La tecnología avanza, y lo que comenzó siendo un aparato incómodo de trasportar, que solo servía para hablar, hoy resulta que tienes un pequeño tirano de tu atención, con el que tomas fotografías, filmas, juegas, escuchas música, miras vídeos, navegas por internet, envías mensajes, es tu agenda, tu calculadora, tu reloj despertador…. y también sirve para comunicarte.
El día que perdí el mío, me sentía aislada, y eso que no soy de las más fanáticas. Tengo un modelito que solo saca fotos, tiene radio que no escucho porque en la calle prefiero tener mis orejas atentas a lo que me rodea, y no navego por internet porque prefiero el tamaño de un ordenador común.
Lo cierto es que este compañero cotidiano está bajo sospecha. Un panel internacional de cancerólogos advirtió sobre un posible daño de los teléfonos celulares para la salud, especialmente en los niños, y recomendó adoptar medidas de precaución.

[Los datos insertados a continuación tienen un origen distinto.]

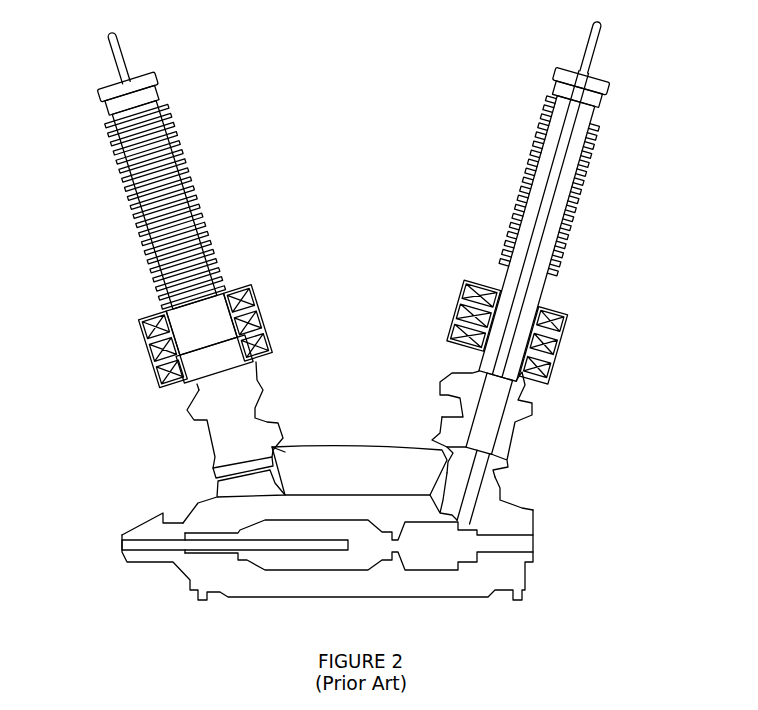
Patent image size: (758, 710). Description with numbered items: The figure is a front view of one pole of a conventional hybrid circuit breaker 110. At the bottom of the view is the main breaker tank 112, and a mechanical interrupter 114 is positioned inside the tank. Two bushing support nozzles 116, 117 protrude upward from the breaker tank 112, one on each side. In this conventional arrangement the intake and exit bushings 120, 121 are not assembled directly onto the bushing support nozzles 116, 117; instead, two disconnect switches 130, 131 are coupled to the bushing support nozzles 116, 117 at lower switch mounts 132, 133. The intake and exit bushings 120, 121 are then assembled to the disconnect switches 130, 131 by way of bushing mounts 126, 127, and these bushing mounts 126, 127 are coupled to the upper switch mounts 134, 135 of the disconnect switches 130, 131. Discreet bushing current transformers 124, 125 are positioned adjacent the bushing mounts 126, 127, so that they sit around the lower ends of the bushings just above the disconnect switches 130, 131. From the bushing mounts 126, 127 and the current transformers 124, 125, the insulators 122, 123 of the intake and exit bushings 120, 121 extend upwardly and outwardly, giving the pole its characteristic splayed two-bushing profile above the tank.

The conventional hybrid circuit breaker 110 is at (356, 49).
The main breaker tank 112 is at (318, 495).
The mechanical interrupter 114 is at (352, 570).
The bushing support nozzle 116 is at (215, 477).
The bushing support nozzle 117 is at (498, 483).
The intake bushing 120 is at (178, 108).
The exit bushing 121 is at (541, 98).
The insulator 122 is at (140, 173).
The insulator 123 is at (580, 198).
The current transformer 124 is at (155, 320).
The current transformer 125 is at (567, 307).
The bushing mount 126 is at (215, 305).
The bushing mount 127 is at (488, 340).
The disconnect switch 130 is at (267, 393).
The disconnect switch 131 is at (452, 373).
The lower switch mount 132 is at (274, 446).
The lower switch mount 133 is at (437, 440).
The upper switch mount 134 is at (197, 393).
The upper switch mount 135 is at (523, 377).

Todavía no se han pronunciado definitivamente sobre el asunto, pero creen que los campos electromagnéticos que emiten los celulares son un riesgo potencial para la salud. Recomiendan mantener los aparatos lo más lejos posible del cuerpo, y limitar el uso en los niños lo más posible. Dicen que ellos son más vulnerables a los campos electromagnéticos a causa del tamaño más chico de su cerebro y de sus tejidos cerebrales más blandos.
Pero no se trataría de volver a usar señales de humo para poder comunicarte; solo exigen que las empresas telefónicas afinen su ingeniería, de modo tal que los celulares disminuyan estas ondas electromagnéticas lo más posible.